NEW YORK – Lynsey Addario, una dei quattro giornalisti del New York Times ad essere stati tenuti prigionieri dalle forze militari di Gheddafi, ha rivelato di essere stata vittima di ripetute molestie sessuali durante la sua prigionia. Addario è una fotografa esperta, che ha conosciuto teatri di guerra come l’Afghanistan, il Darfur, il Pakistan e l’Iraq. La sua opera è stata coronata dal prestigioso premio Pulitzer per la fotografia.
Mentre seguiva gli scontri che opponevano le forze lealiste ai ribelli la Lynsey ed i suoi colleghi – Anthony Shadid, capo del bureau del Times a Beirut, il fotografo Tyler Hicks e il reporter Stephen Farrel – sono stati bloccati ad un check-point dell’esercito. I fotografi e giornalisti si stavano in quel momento allontanando dalla linea fronte, ritenuta in quel momento troppo pericolosa per l’intensificarsi dei colpi d’arma da fuoco. Senza accorgersene, hanno però diretto la jeep sulla quale viaggiavano nella direzione sbagliata finendo ad un posto di blocco dell’esercito di Gheddafi.
Qui, immediatamente riconosciuti, sono stati fatti scendere dal veicolo. Subito un soldato ha dato un pugno alla giornalista e l’ha guardata ridendo. Le lacrime dell’Addario sono servite soltanto a raddoppiare l’ilarità del militare. In quel momento, i ribelli hanno cominciato a sparare sulla postazione. Sbattuti a terra dai militari, i giornalisti hanno sentito gridare in arabo: «Uccideteli, uccideteli».

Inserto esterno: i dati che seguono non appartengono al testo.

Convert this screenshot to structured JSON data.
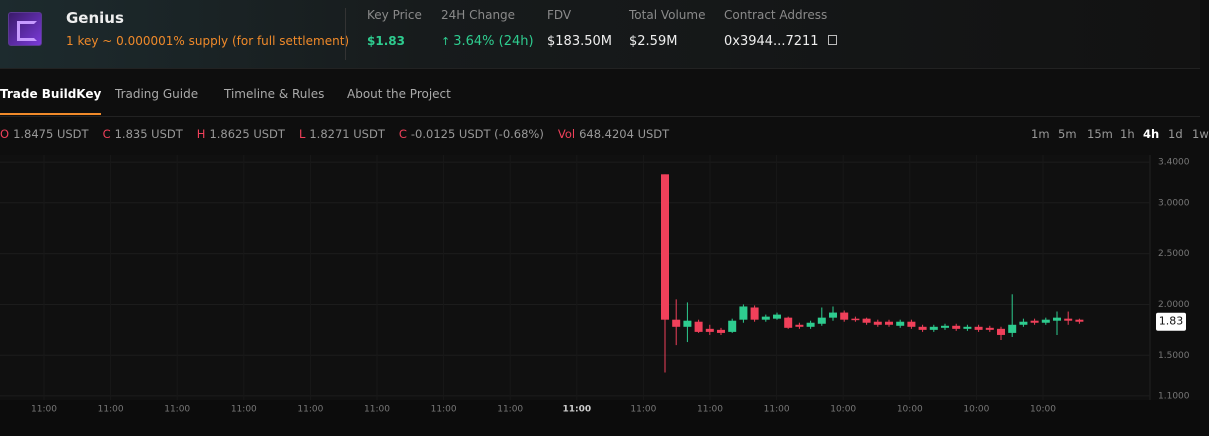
{
  "header": {
    "name": "Genius",
    "subtitle": "1 key ~ 0.000001% supply (for full settlement)",
    "stats": [
      {
        "label": "Key Price",
        "value": "$1.83"
      },
      {
        "label": "24H Change",
        "value": "3.64% (24h)"
      },
      {
        "label": "FDV",
        "value": "$183.50M"
      },
      {
        "label": "Total Volume",
        "value": "$2.59M"
      },
      {
        "label": "Contract Address",
        "value": "0x3944...7211"
      }
    ]
  },
  "tabs": [
    "Trade BuildKey",
    "Trading Guide",
    "Timeline & Rules",
    "About the Project"
  ],
  "ohlc": [
    {
      "key": "O",
      "value": "1.8475 USDT"
    },
    {
      "key": "C",
      "value": "1.835 USDT"
    },
    {
      "key": "H",
      "value": "1.8625 USDT"
    },
    {
      "key": "L",
      "value": "1.8271 USDT"
    },
    {
      "key": "C",
      "value": "-0.0125 USDT (-0.68%)"
    },
    {
      "key": "Vol",
      "value": "648.4204 USDT"
    }
  ],
  "intervals": [
    "1m",
    "5m",
    "15m",
    "1h",
    "4h",
    "1d",
    "1w"
  ],
  "chart_data": {
    "type": "candlestick",
    "up_color": "#2ecc8f",
    "down_color": "#f0405a",
    "last_price": "1.83",
    "x_labels": [
      "11:00",
      "11:00",
      "11:00",
      "11:00",
      "11:00",
      "11:00",
      "11:00",
      "11:00",
      "11:00",
      "11:00",
      "11:00",
      "11:00",
      "10:00",
      "10:00",
      "10:00",
      "10:00"
    ],
    "open": [
      3.28,
      1.85,
      1.78,
      1.83,
      1.76,
      1.75,
      1.73,
      1.85,
      1.97,
      1.85,
      1.86,
      1.87,
      1.8,
      1.78,
      1.81,
      1.87,
      1.92,
      1.86,
      1.86,
      1.83,
      1.83,
      1.79,
      1.83,
      1.78,
      1.75,
      1.77,
      1.79,
      1.76,
      1.78,
      1.77,
      1.76,
      1.72,
      1.8,
      1.84,
      1.82,
      1.84,
      1.86,
      1.85
    ],
    "close": [
      1.85,
      1.78,
      1.84,
      1.73,
      1.73,
      1.72,
      1.84,
      1.98,
      1.85,
      1.88,
      1.9,
      1.77,
      1.78,
      1.82,
      1.87,
      1.92,
      1.85,
      1.85,
      1.82,
      1.8,
      1.8,
      1.83,
      1.78,
      1.75,
      1.78,
      1.79,
      1.76,
      1.78,
      1.75,
      1.75,
      1.7,
      1.8,
      1.83,
      1.82,
      1.85,
      1.87,
      1.84,
      1.83
    ],
    "high": [
      3.28,
      2.05,
      2.02,
      1.85,
      1.8,
      1.77,
      1.86,
      2.0,
      1.99,
      1.9,
      1.92,
      1.88,
      1.82,
      1.84,
      1.97,
      1.98,
      1.94,
      1.88,
      1.87,
      1.85,
      1.85,
      1.85,
      1.85,
      1.8,
      1.8,
      1.81,
      1.81,
      1.8,
      1.8,
      1.79,
      1.78,
      2.1,
      1.86,
      1.86,
      1.87,
      1.93,
      1.93,
      1.86
    ],
    "low": [
      1.33,
      1.6,
      1.63,
      1.72,
      1.7,
      1.7,
      1.72,
      1.82,
      1.83,
      1.83,
      1.85,
      1.76,
      1.76,
      1.76,
      1.79,
      1.84,
      1.83,
      1.83,
      1.8,
      1.78,
      1.78,
      1.77,
      1.76,
      1.73,
      1.73,
      1.75,
      1.74,
      1.74,
      1.73,
      1.73,
      1.65,
      1.68,
      1.78,
      1.8,
      1.8,
      1.7,
      1.8,
      1.81
    ],
    "ylim": [
      1.06,
      3.47
    ],
    "yticks": [
      {
        "value": 3.4,
        "label": "3.4000"
      },
      {
        "value": 3.0,
        "label": "3.0000"
      },
      {
        "value": 2.5,
        "label": "2.5000"
      },
      {
        "value": 2.0,
        "label": "2.0000"
      },
      {
        "value": 1.5,
        "label": "1.5000"
      },
      {
        "value": 1.1,
        "label": "1.1000"
      }
    ]
  }
}
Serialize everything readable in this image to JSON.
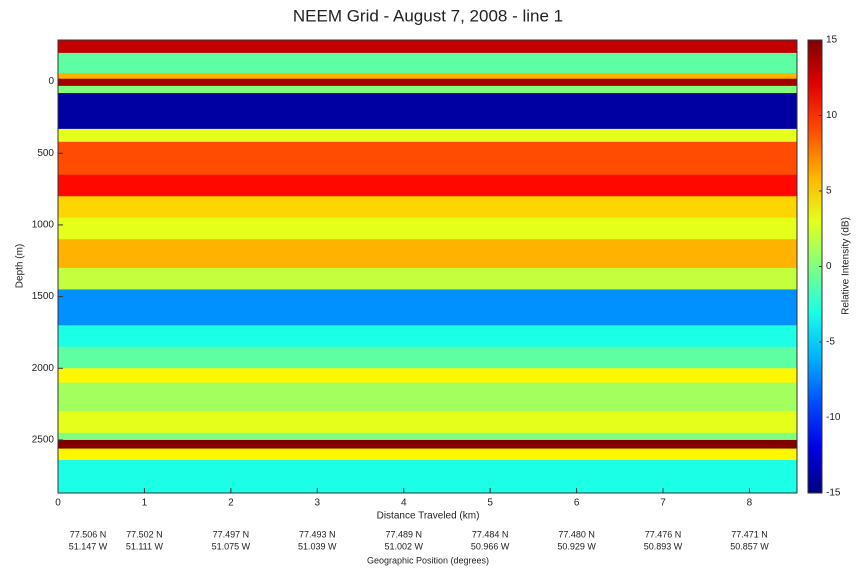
{
  "chart_data": {
    "type": "echogram",
    "title": "NEEM Grid - August 7, 2008 - line 1",
    "x_label": "Distance Traveled (km)",
    "y_label": "Depth (m)",
    "colorbar_label": "Relative Intensity (dB)",
    "geo_label": "Geographic Position (degrees)",
    "xlim": [
      0,
      8.55
    ],
    "xticks": [
      0,
      1,
      2,
      3,
      4,
      5,
      6,
      7,
      8
    ],
    "ylim": [
      -290,
      2870
    ],
    "y_reversed": true,
    "yticks": [
      0,
      500,
      1000,
      1500,
      2000,
      2500
    ],
    "clim": [
      -15,
      15
    ],
    "cticks": [
      15,
      10,
      5,
      0,
      -5,
      -10,
      -15
    ],
    "colormap": "jet",
    "bands": [
      {
        "y0": -290,
        "y1": -200,
        "value": 13
      },
      {
        "y0": -200,
        "y1": -60,
        "value": -1
      },
      {
        "y0": -60,
        "y1": -20,
        "value": 6
      },
      {
        "y0": -20,
        "y1": 30,
        "value": 14
      },
      {
        "y0": 30,
        "y1": 80,
        "value": 0
      },
      {
        "y0": 80,
        "y1": 330,
        "value": -14
      },
      {
        "y0": 330,
        "y1": 420,
        "value": 3
      },
      {
        "y0": 420,
        "y1": 650,
        "value": 9
      },
      {
        "y0": 650,
        "y1": 800,
        "value": 11
      },
      {
        "y0": 800,
        "y1": 950,
        "value": 5
      },
      {
        "y0": 950,
        "y1": 1100,
        "value": 3
      },
      {
        "y0": 1100,
        "y1": 1300,
        "value": 6
      },
      {
        "y0": 1300,
        "y1": 1450,
        "value": 2
      },
      {
        "y0": 1450,
        "y1": 1700,
        "value": -7
      },
      {
        "y0": 1700,
        "y1": 1850,
        "value": -3
      },
      {
        "y0": 1850,
        "y1": 2000,
        "value": -1
      },
      {
        "y0": 2000,
        "y1": 2100,
        "value": 4
      },
      {
        "y0": 2100,
        "y1": 2300,
        "value": 1
      },
      {
        "y0": 2300,
        "y1": 2450,
        "value": 3
      },
      {
        "y0": 2450,
        "y1": 2500,
        "value": 0
      },
      {
        "y0": 2500,
        "y1": 2560,
        "value": 15
      },
      {
        "y0": 2560,
        "y1": 2640,
        "value": 4
      },
      {
        "y0": 2640,
        "y1": 2870,
        "value": -3
      }
    ],
    "geo_positions": [
      {
        "x": 0,
        "lat": "77.506 N",
        "lon": "51.147 W"
      },
      {
        "x": 1,
        "lat": "77.502 N",
        "lon": "51.111 W"
      },
      {
        "x": 2,
        "lat": "77.497 N",
        "lon": "51.075 W"
      },
      {
        "x": 3,
        "lat": "77.493 N",
        "lon": "51.039 W"
      },
      {
        "x": 4,
        "lat": "77.489 N",
        "lon": "51.002 W"
      },
      {
        "x": 5,
        "lat": "77.484 N",
        "lon": "50.966 W"
      },
      {
        "x": 6,
        "lat": "77.480 N",
        "lon": "50.929 W"
      },
      {
        "x": 7,
        "lat": "77.476 N",
        "lon": "50.893 W"
      },
      {
        "x": 8,
        "lat": "77.471 N",
        "lon": "50.857 W"
      }
    ]
  }
}
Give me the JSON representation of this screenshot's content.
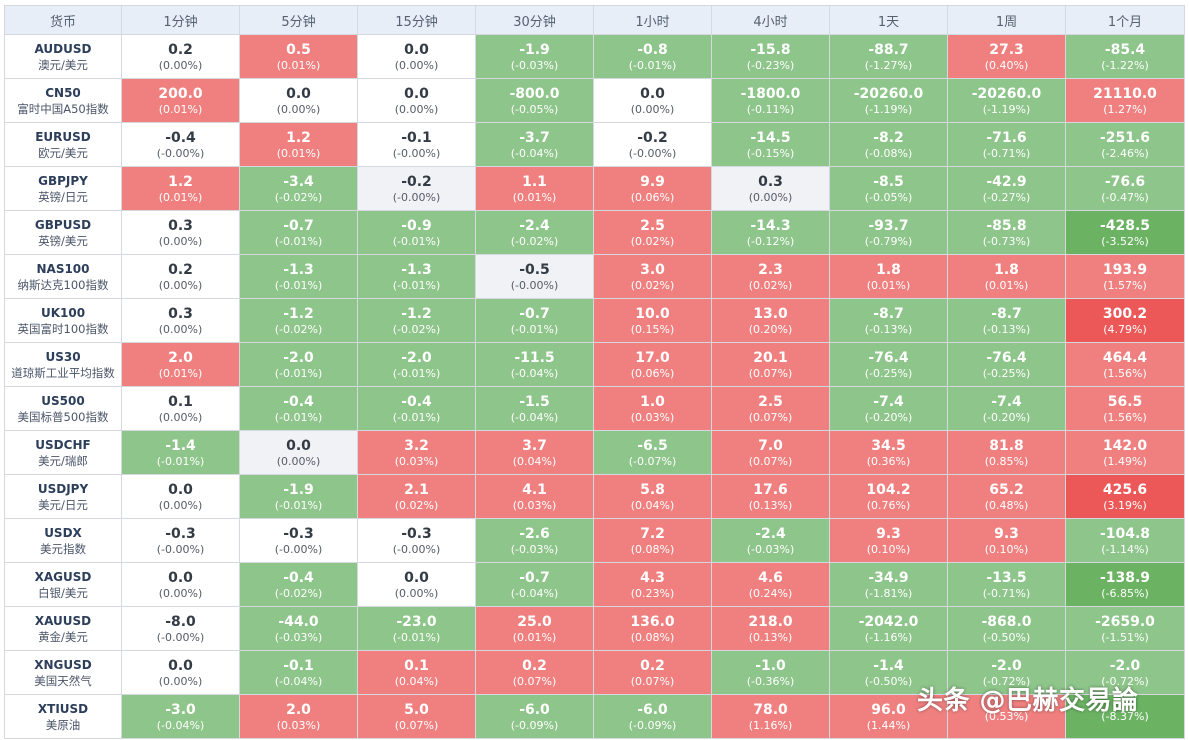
{
  "table": {
    "headers": [
      "货币",
      "1分钟",
      "5分钟",
      "15分钟",
      "30分钟",
      "1小时",
      "4小时",
      "1天",
      "1周",
      "1个月"
    ],
    "rows": [
      {
        "code": "AUDUSD",
        "name": "澳元/美元",
        "cells": [
          {
            "v": "0.2",
            "p": "(0.00%)",
            "c": "flatw"
          },
          {
            "v": "0.5",
            "p": "(0.01%)",
            "c": "up"
          },
          {
            "v": "0.0",
            "p": "(0.00%)",
            "c": "flatw"
          },
          {
            "v": "-1.9",
            "p": "(-0.03%)",
            "c": "down"
          },
          {
            "v": "-0.8",
            "p": "(-0.01%)",
            "c": "down"
          },
          {
            "v": "-15.8",
            "p": "(-0.23%)",
            "c": "down"
          },
          {
            "v": "-88.7",
            "p": "(-1.27%)",
            "c": "down"
          },
          {
            "v": "27.3",
            "p": "(0.40%)",
            "c": "up"
          },
          {
            "v": "-85.4",
            "p": "(-1.22%)",
            "c": "down"
          }
        ]
      },
      {
        "code": "CN50",
        "name": "富时中国A50指数",
        "cells": [
          {
            "v": "200.0",
            "p": "(0.01%)",
            "c": "up"
          },
          {
            "v": "0.0",
            "p": "(0.00%)",
            "c": "flatw"
          },
          {
            "v": "0.0",
            "p": "(0.00%)",
            "c": "flatw"
          },
          {
            "v": "-800.0",
            "p": "(-0.05%)",
            "c": "down"
          },
          {
            "v": "0.0",
            "p": "(0.00%)",
            "c": "flatw"
          },
          {
            "v": "-1800.0",
            "p": "(-0.11%)",
            "c": "down"
          },
          {
            "v": "-20260.0",
            "p": "(-1.19%)",
            "c": "down"
          },
          {
            "v": "-20260.0",
            "p": "(-1.19%)",
            "c": "down"
          },
          {
            "v": "21110.0",
            "p": "(1.27%)",
            "c": "up"
          }
        ]
      },
      {
        "code": "EURUSD",
        "name": "欧元/美元",
        "cells": [
          {
            "v": "-0.4",
            "p": "(-0.00%)",
            "c": "flatw"
          },
          {
            "v": "1.2",
            "p": "(0.01%)",
            "c": "up"
          },
          {
            "v": "-0.1",
            "p": "(-0.00%)",
            "c": "flatw"
          },
          {
            "v": "-3.7",
            "p": "(-0.04%)",
            "c": "down"
          },
          {
            "v": "-0.2",
            "p": "(-0.00%)",
            "c": "flatw"
          },
          {
            "v": "-14.5",
            "p": "(-0.15%)",
            "c": "down"
          },
          {
            "v": "-8.2",
            "p": "(-0.08%)",
            "c": "down"
          },
          {
            "v": "-71.6",
            "p": "(-0.71%)",
            "c": "down"
          },
          {
            "v": "-251.6",
            "p": "(-2.46%)",
            "c": "down"
          }
        ]
      },
      {
        "code": "GBPJPY",
        "name": "英镑/日元",
        "cells": [
          {
            "v": "1.2",
            "p": "(0.01%)",
            "c": "up"
          },
          {
            "v": "-3.4",
            "p": "(-0.02%)",
            "c": "down"
          },
          {
            "v": "-0.2",
            "p": "(-0.00%)",
            "c": "flatg"
          },
          {
            "v": "1.1",
            "p": "(0.01%)",
            "c": "up"
          },
          {
            "v": "9.9",
            "p": "(0.06%)",
            "c": "up"
          },
          {
            "v": "0.3",
            "p": "(0.00%)",
            "c": "flatg"
          },
          {
            "v": "-8.5",
            "p": "(-0.05%)",
            "c": "down"
          },
          {
            "v": "-42.9",
            "p": "(-0.27%)",
            "c": "down"
          },
          {
            "v": "-76.6",
            "p": "(-0.47%)",
            "c": "down"
          }
        ]
      },
      {
        "code": "GBPUSD",
        "name": "英镑/美元",
        "cells": [
          {
            "v": "0.3",
            "p": "(0.00%)",
            "c": "flatw"
          },
          {
            "v": "-0.7",
            "p": "(-0.01%)",
            "c": "down"
          },
          {
            "v": "-0.9",
            "p": "(-0.01%)",
            "c": "down"
          },
          {
            "v": "-2.4",
            "p": "(-0.02%)",
            "c": "down"
          },
          {
            "v": "2.5",
            "p": "(0.02%)",
            "c": "up"
          },
          {
            "v": "-14.3",
            "p": "(-0.12%)",
            "c": "down"
          },
          {
            "v": "-93.7",
            "p": "(-0.79%)",
            "c": "down"
          },
          {
            "v": "-85.8",
            "p": "(-0.73%)",
            "c": "down"
          },
          {
            "v": "-428.5",
            "p": "(-3.52%)",
            "c": "down2"
          }
        ]
      },
      {
        "code": "NAS100",
        "name": "纳斯达克100指数",
        "cells": [
          {
            "v": "0.2",
            "p": "(0.00%)",
            "c": "flatw"
          },
          {
            "v": "-1.3",
            "p": "(-0.01%)",
            "c": "down"
          },
          {
            "v": "-1.3",
            "p": "(-0.01%)",
            "c": "down"
          },
          {
            "v": "-0.5",
            "p": "(-0.00%)",
            "c": "flatg"
          },
          {
            "v": "3.0",
            "p": "(0.02%)",
            "c": "up"
          },
          {
            "v": "2.3",
            "p": "(0.02%)",
            "c": "up"
          },
          {
            "v": "1.8",
            "p": "(0.01%)",
            "c": "up"
          },
          {
            "v": "1.8",
            "p": "(0.01%)",
            "c": "up"
          },
          {
            "v": "193.9",
            "p": "(1.57%)",
            "c": "up"
          }
        ]
      },
      {
        "code": "UK100",
        "name": "英国富时100指数",
        "cells": [
          {
            "v": "0.3",
            "p": "(0.00%)",
            "c": "flatw"
          },
          {
            "v": "-1.2",
            "p": "(-0.02%)",
            "c": "down"
          },
          {
            "v": "-1.2",
            "p": "(-0.02%)",
            "c": "down"
          },
          {
            "v": "-0.7",
            "p": "(-0.01%)",
            "c": "down"
          },
          {
            "v": "10.0",
            "p": "(0.15%)",
            "c": "up"
          },
          {
            "v": "13.0",
            "p": "(0.20%)",
            "c": "up"
          },
          {
            "v": "-8.7",
            "p": "(-0.13%)",
            "c": "down"
          },
          {
            "v": "-8.7",
            "p": "(-0.13%)",
            "c": "down"
          },
          {
            "v": "300.2",
            "p": "(4.79%)",
            "c": "up2"
          }
        ]
      },
      {
        "code": "US30",
        "name": "道琼斯工业平均指数",
        "cells": [
          {
            "v": "2.0",
            "p": "(0.01%)",
            "c": "up"
          },
          {
            "v": "-2.0",
            "p": "(-0.01%)",
            "c": "down"
          },
          {
            "v": "-2.0",
            "p": "(-0.01%)",
            "c": "down"
          },
          {
            "v": "-11.5",
            "p": "(-0.04%)",
            "c": "down"
          },
          {
            "v": "17.0",
            "p": "(0.06%)",
            "c": "up"
          },
          {
            "v": "20.1",
            "p": "(0.07%)",
            "c": "up"
          },
          {
            "v": "-76.4",
            "p": "(-0.25%)",
            "c": "down"
          },
          {
            "v": "-76.4",
            "p": "(-0.25%)",
            "c": "down"
          },
          {
            "v": "464.4",
            "p": "(1.56%)",
            "c": "up"
          }
        ]
      },
      {
        "code": "US500",
        "name": "美国标普500指数",
        "cells": [
          {
            "v": "0.1",
            "p": "(0.00%)",
            "c": "flatw"
          },
          {
            "v": "-0.4",
            "p": "(-0.01%)",
            "c": "down"
          },
          {
            "v": "-0.4",
            "p": "(-0.01%)",
            "c": "down"
          },
          {
            "v": "-1.5",
            "p": "(-0.04%)",
            "c": "down"
          },
          {
            "v": "1.0",
            "p": "(0.03%)",
            "c": "up"
          },
          {
            "v": "2.5",
            "p": "(0.07%)",
            "c": "up"
          },
          {
            "v": "-7.4",
            "p": "(-0.20%)",
            "c": "down"
          },
          {
            "v": "-7.4",
            "p": "(-0.20%)",
            "c": "down"
          },
          {
            "v": "56.5",
            "p": "(1.56%)",
            "c": "up"
          }
        ]
      },
      {
        "code": "USDCHF",
        "name": "美元/瑞郎",
        "cells": [
          {
            "v": "-1.4",
            "p": "(-0.01%)",
            "c": "down"
          },
          {
            "v": "0.0",
            "p": "(0.00%)",
            "c": "flatg"
          },
          {
            "v": "3.2",
            "p": "(0.03%)",
            "c": "up"
          },
          {
            "v": "3.7",
            "p": "(0.04%)",
            "c": "up"
          },
          {
            "v": "-6.5",
            "p": "(-0.07%)",
            "c": "down"
          },
          {
            "v": "7.0",
            "p": "(0.07%)",
            "c": "up"
          },
          {
            "v": "34.5",
            "p": "(0.36%)",
            "c": "up"
          },
          {
            "v": "81.8",
            "p": "(0.85%)",
            "c": "up"
          },
          {
            "v": "142.0",
            "p": "(1.49%)",
            "c": "up"
          }
        ]
      },
      {
        "code": "USDJPY",
        "name": "美元/日元",
        "cells": [
          {
            "v": "0.0",
            "p": "(0.00%)",
            "c": "flatw"
          },
          {
            "v": "-1.9",
            "p": "(-0.01%)",
            "c": "down"
          },
          {
            "v": "2.1",
            "p": "(0.02%)",
            "c": "up"
          },
          {
            "v": "4.1",
            "p": "(0.03%)",
            "c": "up"
          },
          {
            "v": "5.8",
            "p": "(0.04%)",
            "c": "up"
          },
          {
            "v": "17.6",
            "p": "(0.13%)",
            "c": "up"
          },
          {
            "v": "104.2",
            "p": "(0.76%)",
            "c": "up"
          },
          {
            "v": "65.2",
            "p": "(0.48%)",
            "c": "up"
          },
          {
            "v": "425.6",
            "p": "(3.19%)",
            "c": "up2"
          }
        ]
      },
      {
        "code": "USDX",
        "name": "美元指数",
        "cells": [
          {
            "v": "-0.3",
            "p": "(-0.00%)",
            "c": "flatw"
          },
          {
            "v": "-0.3",
            "p": "(-0.00%)",
            "c": "flatw"
          },
          {
            "v": "-0.3",
            "p": "(-0.00%)",
            "c": "flatw"
          },
          {
            "v": "-2.6",
            "p": "(-0.03%)",
            "c": "down"
          },
          {
            "v": "7.2",
            "p": "(0.08%)",
            "c": "up"
          },
          {
            "v": "-2.4",
            "p": "(-0.03%)",
            "c": "down"
          },
          {
            "v": "9.3",
            "p": "(0.10%)",
            "c": "up"
          },
          {
            "v": "9.3",
            "p": "(0.10%)",
            "c": "up"
          },
          {
            "v": "-104.8",
            "p": "(-1.14%)",
            "c": "down"
          }
        ]
      },
      {
        "code": "XAGUSD",
        "name": "白银/美元",
        "cells": [
          {
            "v": "0.0",
            "p": "(0.00%)",
            "c": "flatw"
          },
          {
            "v": "-0.4",
            "p": "(-0.02%)",
            "c": "down"
          },
          {
            "v": "0.0",
            "p": "(0.00%)",
            "c": "flatw"
          },
          {
            "v": "-0.7",
            "p": "(-0.04%)",
            "c": "down"
          },
          {
            "v": "4.3",
            "p": "(0.23%)",
            "c": "up"
          },
          {
            "v": "4.6",
            "p": "(0.24%)",
            "c": "up"
          },
          {
            "v": "-34.9",
            "p": "(-1.81%)",
            "c": "down"
          },
          {
            "v": "-13.5",
            "p": "(-0.71%)",
            "c": "down"
          },
          {
            "v": "-138.9",
            "p": "(-6.85%)",
            "c": "down2"
          }
        ]
      },
      {
        "code": "XAUUSD",
        "name": "黄金/美元",
        "cells": [
          {
            "v": "-8.0",
            "p": "(-0.00%)",
            "c": "flatw"
          },
          {
            "v": "-44.0",
            "p": "(-0.03%)",
            "c": "down"
          },
          {
            "v": "-23.0",
            "p": "(-0.01%)",
            "c": "down"
          },
          {
            "v": "25.0",
            "p": "(0.01%)",
            "c": "up"
          },
          {
            "v": "136.0",
            "p": "(0.08%)",
            "c": "up"
          },
          {
            "v": "218.0",
            "p": "(0.13%)",
            "c": "up"
          },
          {
            "v": "-2042.0",
            "p": "(-1.16%)",
            "c": "down"
          },
          {
            "v": "-868.0",
            "p": "(-0.50%)",
            "c": "down"
          },
          {
            "v": "-2659.0",
            "p": "(-1.51%)",
            "c": "down"
          }
        ]
      },
      {
        "code": "XNGUSD",
        "name": "美国天然气",
        "cells": [
          {
            "v": "0.0",
            "p": "(0.00%)",
            "c": "flatw"
          },
          {
            "v": "-0.1",
            "p": "(-0.04%)",
            "c": "down"
          },
          {
            "v": "0.1",
            "p": "(0.04%)",
            "c": "up"
          },
          {
            "v": "0.2",
            "p": "(0.07%)",
            "c": "up"
          },
          {
            "v": "0.2",
            "p": "(0.07%)",
            "c": "up"
          },
          {
            "v": "-1.0",
            "p": "(-0.36%)",
            "c": "down"
          },
          {
            "v": "-1.4",
            "p": "(-0.50%)",
            "c": "down"
          },
          {
            "v": "-2.0",
            "p": "(-0.72%)",
            "c": "down"
          },
          {
            "v": "-2.0",
            "p": "(-0.72%)",
            "c": "down"
          }
        ]
      },
      {
        "code": "XTIUSD",
        "name": "美原油",
        "cells": [
          {
            "v": "-3.0",
            "p": "(-0.04%)",
            "c": "down"
          },
          {
            "v": "2.0",
            "p": "(0.03%)",
            "c": "up"
          },
          {
            "v": "5.0",
            "p": "(0.07%)",
            "c": "up"
          },
          {
            "v": "-6.0",
            "p": "(-0.09%)",
            "c": "down"
          },
          {
            "v": "-6.0",
            "p": "(-0.09%)",
            "c": "down"
          },
          {
            "v": "78.0",
            "p": "(1.16%)",
            "c": "up"
          },
          {
            "v": "96.0",
            "p": "(1.44%)",
            "c": "up"
          },
          {
            "v": "",
            "p": "(0.53%)",
            "c": "up"
          },
          {
            "v": "",
            "p": "(-8.37%)",
            "c": "down2"
          }
        ]
      }
    ]
  },
  "watermark": "头条 @巴赫交易論",
  "colors": {
    "header_bg": "#e8eef8",
    "up": "#f08080",
    "up_strong": "#ec5858",
    "down": "#8ec58a",
    "down_strong": "#6bb363",
    "flat_gray": "#f1f2f6"
  }
}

Hanno temuto di morire sul posto, freddati cinicamente dalle truppe e dai mercenari di Gheddafi. Poi un altro soldato ha gridato: «Non potete ucciderli, sono americani». I giornalisti, ormai divenuti prigionieri, sono stati dunque legati con del filo metallico, e caricati su una macchina.
Durante il viaggio un uomo ha palpato più volte il seno della giornalista – l’inizio di una serie di molestie sessuali durante tutte le 48 ore seguenti. «Ci sono stati tanti palpeggiamenti – ha dichiarato Addario in un’intervista rilasciata immediatamente dopo la liberazione – Praticamente ogni uomo con cui sono entrata in contatto, ha toccato ogni parte del mio corpo per vedere cosa avevo sotto i vestiti.» Mentre viaggiavano da Ajdabyia, l’Addario ha raccontato che uno dei soldati le carezzava la testa, ripetendole insistentemente: «Morirai questa notte, morirai questa notte».
Dopo una prima notte di prigionia in una macchina dell’esercito, la seconda è stata passata in una cella spoglia, con una caraffa d’acqua ed una bottiglia vuota per i bisogni corporali. In seguito, i giornalisti sono stati trasferiti in aereo a Tripoli, da dove, dopo tre giorni di inferno, sono stati liberati grazie alla mediazione dell’ambasciatore turco. La sorte dello chauffeur arabo che li accompagnava quando sono stati arrestati al check-point è a tutt’oggi sconosciuta.